It is a detailed depiction of death by fire. A film that serves as evidence. It examines a scandal that has preoccupied Germans for the last seventeen years—the Oury Jalloh case—and takes it to the next level. This is one of a number of unsolved cases involving the cover-up of the murder of a black man by the police. Flying in the face of justice and humanitarianism, the German state glossed over this putatively racist act. Mario Pfeifer’s film installation Cell 5: A Reconstruction sets out new developments in the case. Pfeifer’s project established the framework for a new forensic report on the fire to be produced on behalf of the “Initiative in Gedenken an Oury Jalloh” (Initiative in Remembrance of Oury Jalloh). Its findings debunked the previous judgment, and the case was passed to the Public Prosecutor General following a press conference at KOW on November 3, 2021. Not only that but Pfeifer’s film also shows images of events surrounding the fire for the first time, providing audiences with an intelligible account of what happened on January 7, 2005. The upshot of this is that there will, inevitably, be mounting pressure coming from the public and politicians for the Oury Jalloh case to be cleared up at long last.
The fire at the police station in Dessau-Roßlau burned for thirty minutes: temperatures in the tiny holding cell no. 5 are thought to have reached 800 degrees before firefighters arrived on the scene. Over the years, various fire investigations and court proceedings have failed to explain how Jalloh could have died in this way. If the “Initiative in Gedenken an Oury Jalloh” had not constantly pressed—with the support of donors and journalists—for new expert reports and legal proceedings, the case would no doubt have been filed away long ago. But this has not been allowed to happen. Pfeifer’s film revisits events once again, giving the case renewed legal and public relevance.
The film starts out by presenting the protagonists involved: police officers from Dessau-Roßlau, investigators, expert consultants responsible for previous reports, forensic scientists. Their statements, which have gone on record, are repeated by members of the public, and the contradictions—lies?—that have dogged the case over time are summed up. There is one question at the heart of it all: Did Oury Jalloh set himself on fire in Cell 5 (as per the official version of events)? Or would that have been impossible? If he didn’t, he must have been murdered. And if he was murdered, it can only have been by the police. The Dessau district attorney, who is quoted as saying that this “is virtually unthinkable,” evidently did everything he could to prevent the unthinkable from being thought and becoming fact.

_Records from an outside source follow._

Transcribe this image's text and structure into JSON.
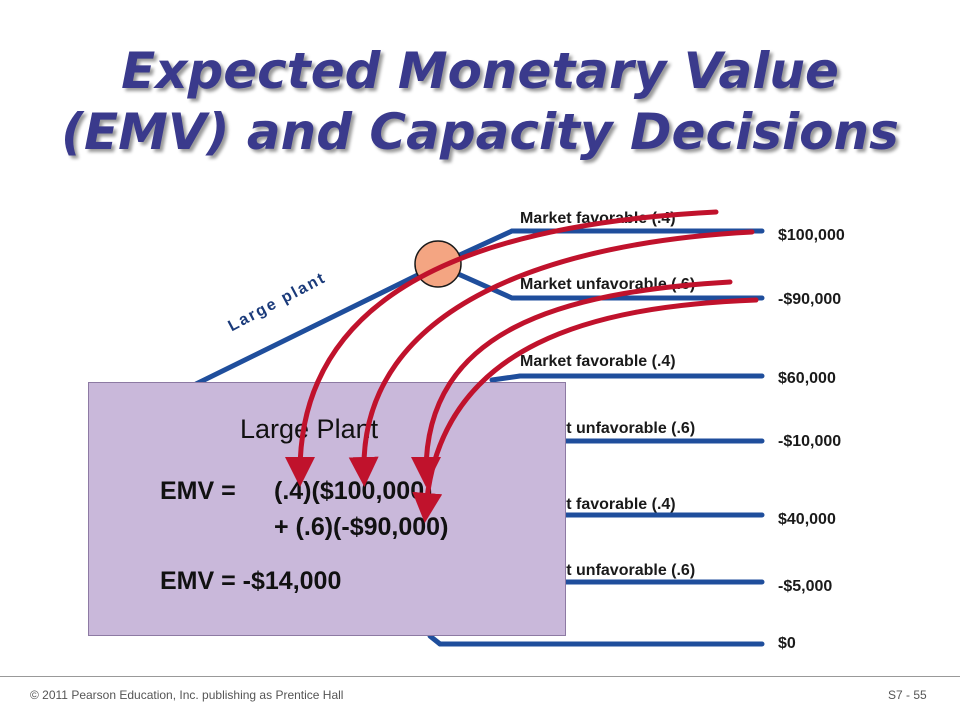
{
  "title": {
    "line1": "Expected Monetary Value",
    "line2": "(EMV) and Capacity Decisions"
  },
  "tree": {
    "branch_label": "Large plant",
    "outcomes": [
      {
        "label": "Market favorable (.4)",
        "value": "$100,000"
      },
      {
        "label": "Market unfavorable (.6)",
        "value": "-$90,000"
      },
      {
        "label": "Market favorable (.4)",
        "value": "$60,000"
      },
      {
        "label": "Market unfavorable (.6)",
        "value": "-$10,000"
      },
      {
        "label": "Market favorable (.4)",
        "value": "$40,000"
      },
      {
        "label": "Market unfavorable (.6)",
        "value": "-$5,000"
      },
      {
        "label": "",
        "value": "$0"
      }
    ],
    "colors": {
      "branch": "#1f4e9c",
      "node": "#f4a582",
      "arrow": "#c0122c",
      "box": "#c9b8da"
    }
  },
  "emv_box": {
    "heading": "Large Plant",
    "line1_prefix": "EMV =",
    "line1_formula": "(.4)($100,000)",
    "line2_formula": "+ (.6)(-$90,000)",
    "result": "EMV = -$14,000"
  },
  "footer": {
    "copyright": "© 2011 Pearson Education, Inc. publishing as Prentice Hall",
    "page": "S7 - 55"
  }
}
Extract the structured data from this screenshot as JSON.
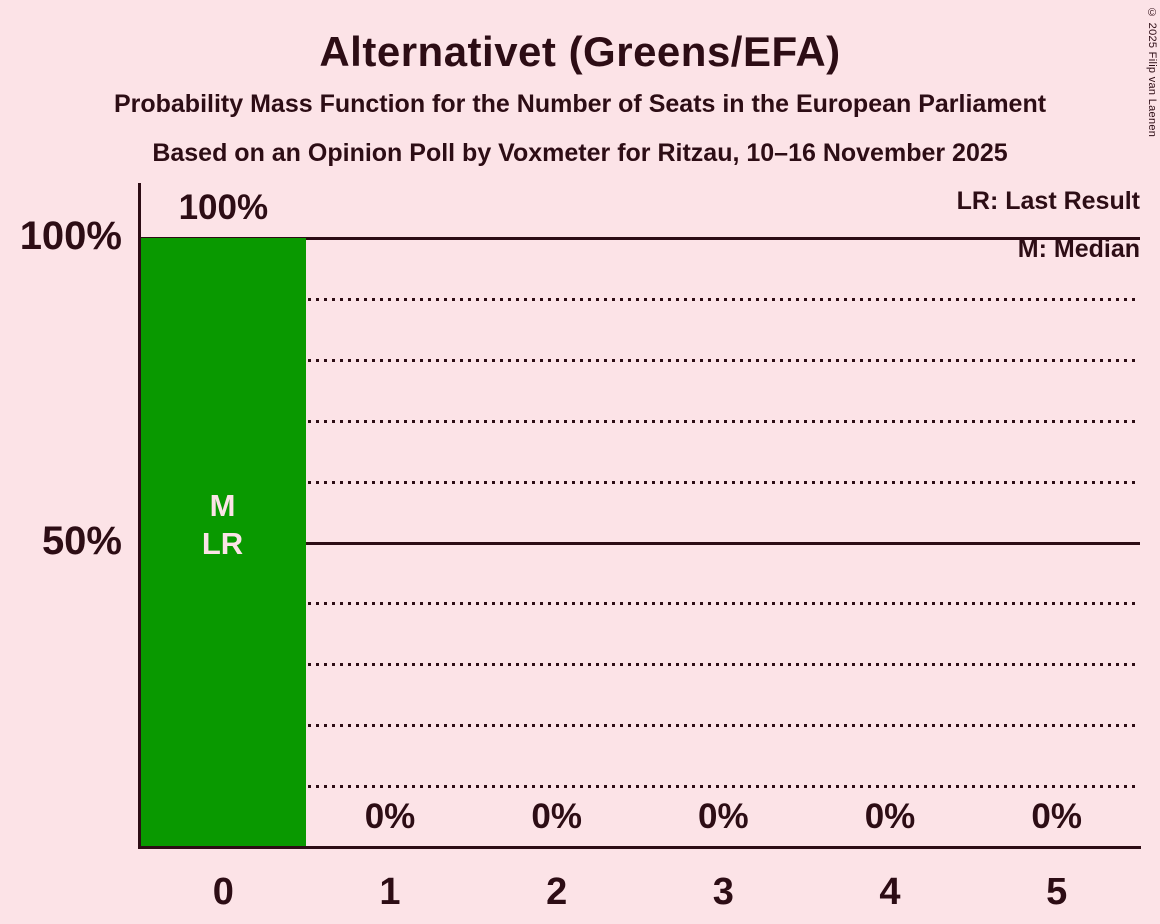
{
  "page": {
    "background_color": "#FCE3E7",
    "text_color": "#2D0D15"
  },
  "header": {
    "title": "Alternativet (Greens/EFA)",
    "subtitle1": "Probability Mass Function for the Number of Seats in the European Parliament",
    "subtitle2": "Based on an Opinion Poll by Voxmeter for Ritzau, 10–16 November 2025"
  },
  "legend": {
    "lr_label": "LR: Last Result",
    "m_label": "M: Median"
  },
  "copyright": "© 2025 Filip van Laenen",
  "chart_data": {
    "type": "bar",
    "title": "Alternativet (Greens/EFA)",
    "categories": [
      "0",
      "1",
      "2",
      "3",
      "4",
      "5"
    ],
    "values": [
      100,
      0,
      0,
      0,
      0,
      0
    ],
    "bar_labels": [
      "100%",
      "0%",
      "0%",
      "0%",
      "0%",
      "0%"
    ],
    "ylim": [
      0,
      100
    ],
    "yticks": [
      {
        "value": 100,
        "label": "100%"
      },
      {
        "value": 50,
        "label": "50%"
      }
    ],
    "dotted_gridlines_percent": [
      90,
      80,
      70,
      60,
      40,
      30,
      20,
      10
    ],
    "solid_gridlines_percent": [
      100,
      50
    ],
    "grid": "horizontal dotted lines every 10%, solid at 50% and 100%",
    "legend_position": "top-right",
    "bar_color": "#099900",
    "bar_annotation": [
      "M",
      "LR"
    ],
    "median_seats": 0,
    "last_result_seats": 0
  }
}
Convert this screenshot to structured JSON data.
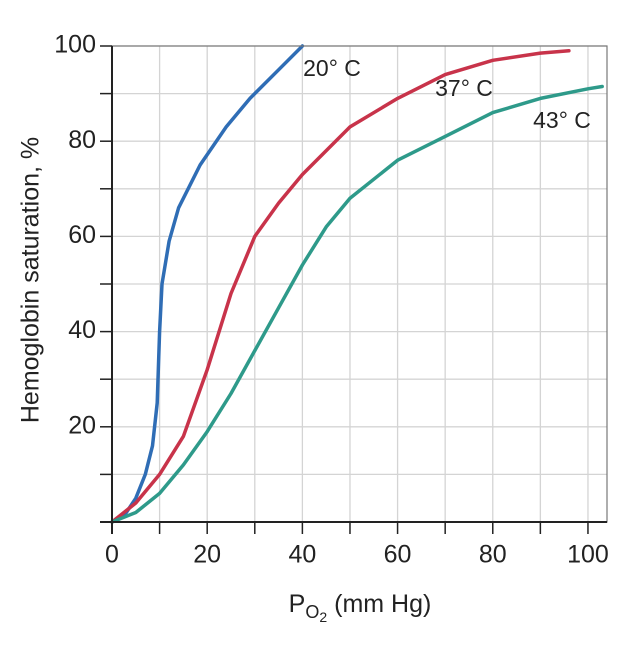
{
  "chart_data": {
    "type": "line",
    "y_label": "Hemoglobin saturation, %",
    "x_label": [
      "P",
      "O",
      "2",
      " (mm Hg)"
    ],
    "xlim": [
      0,
      104
    ],
    "ylim": [
      0,
      100
    ],
    "xticks": [
      0,
      20,
      40,
      60,
      80,
      100
    ],
    "x_minor_ticks": [
      10,
      30,
      50,
      70,
      90
    ],
    "yticks": [
      20,
      40,
      60,
      80,
      100
    ],
    "y_minor_ticks": [
      10,
      30,
      50,
      70,
      90
    ],
    "grid": true,
    "series": [
      {
        "name": "20° C",
        "color": "#2f6db5",
        "x": [
          0,
          3,
          5,
          7,
          8.5,
          9.5,
          10,
          10.5,
          12,
          14,
          18.5,
          24,
          29,
          35,
          40
        ],
        "values": [
          0,
          2,
          5,
          10,
          16,
          25,
          40,
          50,
          59,
          66,
          75,
          83,
          89,
          95,
          100
        ]
      },
      {
        "name": "37° C",
        "color": "#c8334a",
        "x": [
          0,
          5,
          10,
          15,
          20,
          25,
          30,
          35,
          40,
          50,
          60,
          70,
          80,
          90,
          96
        ],
        "values": [
          0,
          4,
          10,
          18,
          32,
          48,
          60,
          67,
          73,
          83,
          89,
          94,
          97,
          98.5,
          99
        ]
      },
      {
        "name": "43° C",
        "color": "#2e9a8a",
        "x": [
          0,
          5,
          10,
          15,
          20,
          25,
          30,
          35,
          40,
          45,
          50,
          60,
          70,
          80,
          90,
          100,
          103
        ],
        "values": [
          0,
          2,
          6,
          12,
          19,
          27,
          36,
          45,
          54,
          62,
          68,
          76,
          81,
          86,
          89,
          91,
          91.5
        ]
      }
    ]
  }
}
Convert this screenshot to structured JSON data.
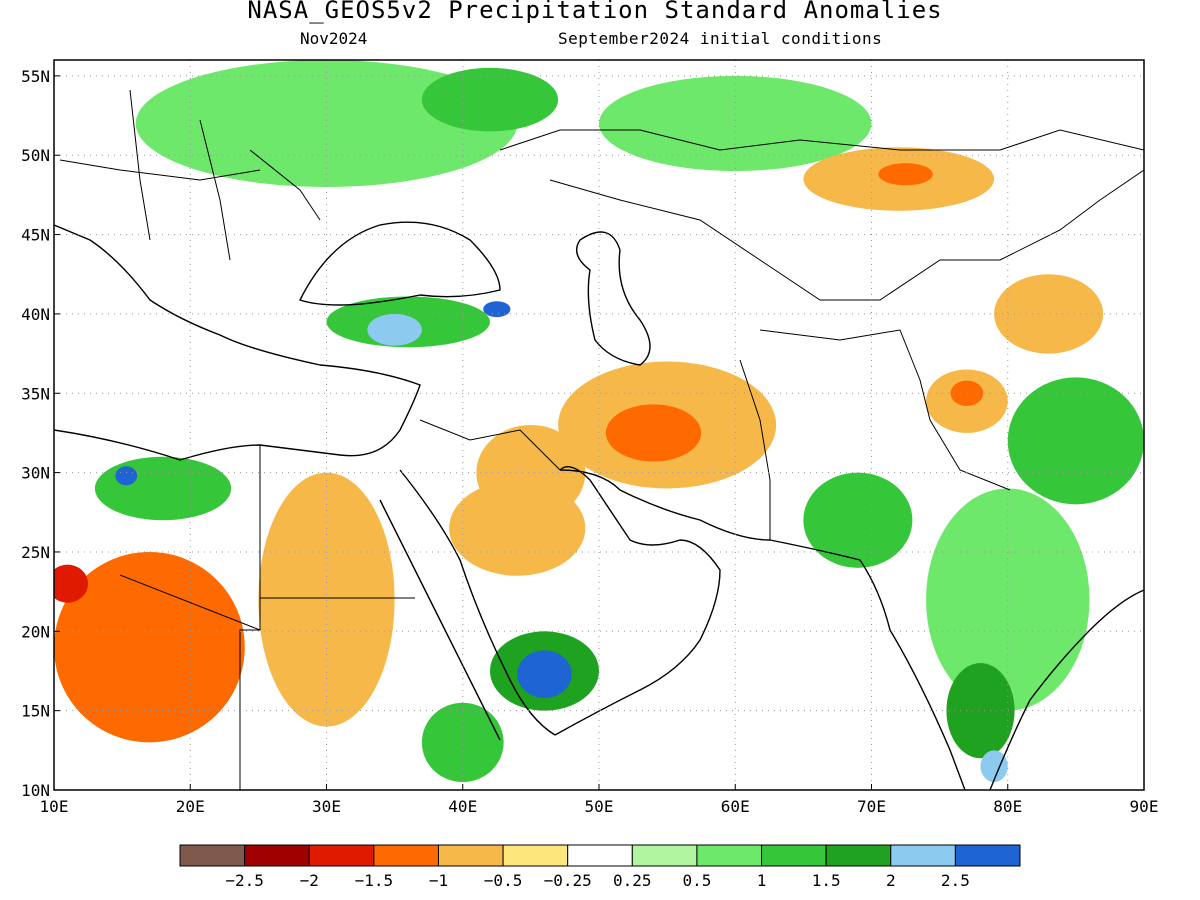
{
  "title": "NASA_GEOS5v2 Precipitation Standard Anomalies",
  "subtitle_month": "Nov2024",
  "subtitle_init": "September2024 initial conditions",
  "axes": {
    "lon_ticks": [
      10,
      20,
      30,
      40,
      50,
      60,
      70,
      80,
      90
    ],
    "lon_labels": [
      "10E",
      "20E",
      "30E",
      "40E",
      "50E",
      "60E",
      "70E",
      "80E",
      "90E"
    ],
    "lat_ticks": [
      10,
      15,
      20,
      25,
      30,
      35,
      40,
      45,
      50,
      55
    ],
    "lat_labels": [
      "10N",
      "15N",
      "20N",
      "25N",
      "30N",
      "35N",
      "40N",
      "45N",
      "50N",
      "55N"
    ],
    "lon_range": [
      10,
      90
    ],
    "lat_range": [
      10,
      56
    ]
  },
  "colorbar": {
    "colors": [
      "#7f5a4c",
      "#a00000",
      "#e01a00",
      "#ff6a00",
      "#f7b84a",
      "#fde67a",
      "#ffffff",
      "#b2f5a0",
      "#6ee86a",
      "#36c63a",
      "#1fa21f",
      "#8ccbef",
      "#1e64d2"
    ],
    "labels": [
      "−2.5",
      "−2",
      "−1.5",
      "−1",
      "−0.5",
      "−0.25",
      "0.25",
      "0.5",
      "1",
      "1.5",
      "2",
      "2.5"
    ]
  },
  "anomaly_regions": [
    {
      "name": "Eastern Europe / Russia",
      "category": "0.5",
      "color": "#6ee86a",
      "lon": 30,
      "lat": 52,
      "rx": 14,
      "ry": 4
    },
    {
      "name": "Central Russia",
      "category": "1",
      "color": "#36c63a",
      "lon": 42,
      "lat": 53.5,
      "rx": 5,
      "ry": 2
    },
    {
      "name": "Western Siberia",
      "category": "0.5",
      "color": "#6ee86a",
      "lon": 60,
      "lat": 52,
      "rx": 10,
      "ry": 3
    },
    {
      "name": "Kazakhstan",
      "category": "-0.5",
      "color": "#f7b84a",
      "lon": 72,
      "lat": 48.5,
      "rx": 7,
      "ry": 2
    },
    {
      "name": "Kazakhstan core",
      "category": "-1",
      "color": "#ff6a00",
      "lon": 72.5,
      "lat": 48.8,
      "rx": 2,
      "ry": 0.7
    },
    {
      "name": "Turkey",
      "category": "1",
      "color": "#36c63a",
      "lon": 36,
      "lat": 39.5,
      "rx": 6,
      "ry": 1.6
    },
    {
      "name": "Central Turkey",
      "category": "2",
      "color": "#8ccbef",
      "lon": 35,
      "lat": 39,
      "rx": 2,
      "ry": 1
    },
    {
      "name": "Eastern Turkey",
      "category": "2.5",
      "color": "#1e64d2",
      "lon": 42.5,
      "lat": 40.3,
      "rx": 1,
      "ry": 0.5
    },
    {
      "name": "Iran",
      "category": "-0.5",
      "color": "#f7b84a",
      "lon": 55,
      "lat": 33,
      "rx": 8,
      "ry": 4
    },
    {
      "name": "Iran core",
      "category": "-1",
      "color": "#ff6a00",
      "lon": 54,
      "lat": 32.5,
      "rx": 3.5,
      "ry": 1.8
    },
    {
      "name": "Iraq",
      "category": "-0.5",
      "color": "#f7b84a",
      "lon": 45,
      "lat": 30,
      "rx": 4,
      "ry": 3
    },
    {
      "name": "Saudi Arabia",
      "category": "-0.5",
      "color": "#f7b84a",
      "lon": 44,
      "lat": 26.5,
      "rx": 5,
      "ry": 3
    },
    {
      "name": "Egypt / Sudan",
      "category": "-0.5",
      "color": "#f7b84a",
      "lon": 30,
      "lat": 22,
      "rx": 5,
      "ry": 8
    },
    {
      "name": "Chad / Niger",
      "category": "-1",
      "color": "#ff6a00",
      "lon": 17,
      "lat": 19,
      "rx": 7,
      "ry": 6
    },
    {
      "name": "Chad core",
      "category": "-1.5",
      "color": "#e01a00",
      "lon": 11,
      "lat": 23,
      "rx": 1.5,
      "ry": 1.2
    },
    {
      "name": "Libya coast",
      "category": "1",
      "color": "#36c63a",
      "lon": 18,
      "lat": 29,
      "rx": 5,
      "ry": 2
    },
    {
      "name": "Libya coast core",
      "category": "2.5",
      "color": "#1e64d2",
      "lon": 15.3,
      "lat": 29.8,
      "rx": 0.8,
      "ry": 0.6
    },
    {
      "name": "Yemen",
      "category": "1.5",
      "color": "#1fa21f",
      "lon": 46,
      "lat": 17.5,
      "rx": 4,
      "ry": 2.5
    },
    {
      "name": "Yemen core",
      "category": "2.5",
      "color": "#1e64d2",
      "lon": 46,
      "lat": 17.3,
      "rx": 2,
      "ry": 1.5
    },
    {
      "name": "Ethiopia",
      "category": "1",
      "color": "#36c63a",
      "lon": 40,
      "lat": 13,
      "rx": 3,
      "ry": 2.5
    },
    {
      "name": "Pakistan",
      "category": "1",
      "color": "#36c63a",
      "lon": 69,
      "lat": 27,
      "rx": 4,
      "ry": 3
    },
    {
      "name": "India",
      "category": "0.5",
      "color": "#6ee86a",
      "lon": 80,
      "lat": 22,
      "rx": 6,
      "ry": 7
    },
    {
      "name": "South India",
      "category": "1.5",
      "color": "#1fa21f",
      "lon": 78,
      "lat": 15,
      "rx": 2.5,
      "ry": 3
    },
    {
      "name": "South India tip",
      "category": "2",
      "color": "#8ccbef",
      "lon": 79,
      "lat": 11.5,
      "rx": 1,
      "ry": 1
    },
    {
      "name": "Tibet / Nepal",
      "category": "1",
      "color": "#36c63a",
      "lon": 85,
      "lat": 32,
      "rx": 5,
      "ry": 4
    },
    {
      "name": "Kashmir",
      "category": "-0.5",
      "color": "#f7b84a",
      "lon": 77,
      "lat": 34.5,
      "rx": 3,
      "ry": 2
    },
    {
      "name": "Kashmir core",
      "category": "-1",
      "color": "#ff6a00",
      "lon": 77,
      "lat": 35,
      "rx": 1.2,
      "ry": 0.8
    },
    {
      "name": "Xinjiang",
      "category": "-0.5",
      "color": "#f7b84a",
      "lon": 83,
      "lat": 40,
      "rx": 4,
      "ry": 2.5
    }
  ]
}
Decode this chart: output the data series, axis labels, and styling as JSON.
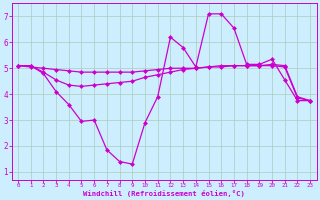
{
  "xlabel": "Windchill (Refroidissement éolien,°C)",
  "bg_color": "#cceeff",
  "grid_color": "#aaccbb",
  "line_color": "#cc00cc",
  "line1_x": [
    0,
    1,
    2,
    3,
    4,
    5,
    6,
    7,
    8,
    9,
    10,
    11,
    12,
    13,
    14,
    15,
    16,
    17,
    18,
    19,
    20,
    21,
    22,
    23
  ],
  "line1_y": [
    5.1,
    5.1,
    4.85,
    4.55,
    4.35,
    4.3,
    4.35,
    4.4,
    4.45,
    4.5,
    4.65,
    4.75,
    4.85,
    4.95,
    5.0,
    5.05,
    5.1,
    5.1,
    5.1,
    5.1,
    5.15,
    5.1,
    3.9,
    3.75
  ],
  "line2_x": [
    0,
    1,
    2,
    3,
    4,
    5,
    6,
    7,
    8,
    9,
    10,
    11,
    12,
    13,
    14,
    15,
    16,
    17,
    18,
    19,
    20,
    21,
    22,
    23
  ],
  "line2_y": [
    5.1,
    5.1,
    4.8,
    4.1,
    3.6,
    2.95,
    3.0,
    1.85,
    1.4,
    1.3,
    2.9,
    3.9,
    6.2,
    5.8,
    5.05,
    7.1,
    7.1,
    6.55,
    5.15,
    5.15,
    5.35,
    4.55,
    3.75,
    3.75
  ],
  "line3_x": [
    0,
    1,
    2,
    3,
    4,
    5,
    6,
    7,
    8,
    9,
    10,
    11,
    12,
    13,
    14,
    15,
    16,
    17,
    18,
    19,
    20,
    21,
    22,
    23
  ],
  "line3_y": [
    5.1,
    5.05,
    5.0,
    4.95,
    4.9,
    4.85,
    4.85,
    4.85,
    4.85,
    4.85,
    4.9,
    4.95,
    5.0,
    5.0,
    5.0,
    5.05,
    5.05,
    5.1,
    5.1,
    5.1,
    5.1,
    5.05,
    3.85,
    3.75
  ],
  "ylim": [
    0.7,
    7.5
  ],
  "xlim": [
    -0.5,
    23.5
  ],
  "yticks": [
    1,
    2,
    3,
    4,
    5,
    6,
    7
  ],
  "xticks": [
    0,
    1,
    2,
    3,
    4,
    5,
    6,
    7,
    8,
    9,
    10,
    11,
    12,
    13,
    14,
    15,
    16,
    17,
    18,
    19,
    20,
    21,
    22,
    23
  ]
}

Pfeifer’s film exposes him—him and many others too. It does not purport to know the truth. But its forty-three minutes of investigative cinema give a whiff of it, and if it is not the truth itself that is laid before us, it is all the efforts that have been made to exclude it, to make it impossible. This is not easy to digest. Pfeifer shows original police footage, videos from the scene of the crime, and disgraceful fire tests run by unqualified state “experts,” along with accounts given by friends and relatives. He introduces us to the case and takes us through it: his aesthetics are cool-headed and entirely matter of fact, making no attempt to create an impact or an emotional response. Quite the reverse. To get an idea of Pfeifer’s artistic approach, all you need do is watch Netflix documentaries. What he does is the opposite of this, though his work, it should be said, is no less exciting for that. Here, the excitement is of another kind entirely. Pfeifer’s reconstruction of events is not an entertaining story to enjoy from the comfort of the sofa: this is the most scandalous case of institutional racism in modern-day Germany, which sees civil society at odds with a state governed by the rule of law, truth pitted against lies, and transparency and responsibility coming up against closed ranks and walls of silence.
This is where Iain Peck enters the fray. The renowned British forensic scientist was commissioned by the “Initiative in Gedenken an Oury Jalloh” to evaluate prior reports by state experts. His opinion was not very positive. None of the inquiries ordered by the court were able to explain how the body and the room could have been burnt in the way that they were. Pfeifer’s production gives Peck the opportunity to draw up his own expert opinion in an exact replica of Cell 5 (this was shown at KOW in 2021 before being moved on location). In producing his report, Peck did something that the German justice system considered “unthinkable”: he used fire accelerants—with the implication that this was an act of murder. The result of this was that it was possible for the first time to accurately reconstruct the way the fire developed at the original scale.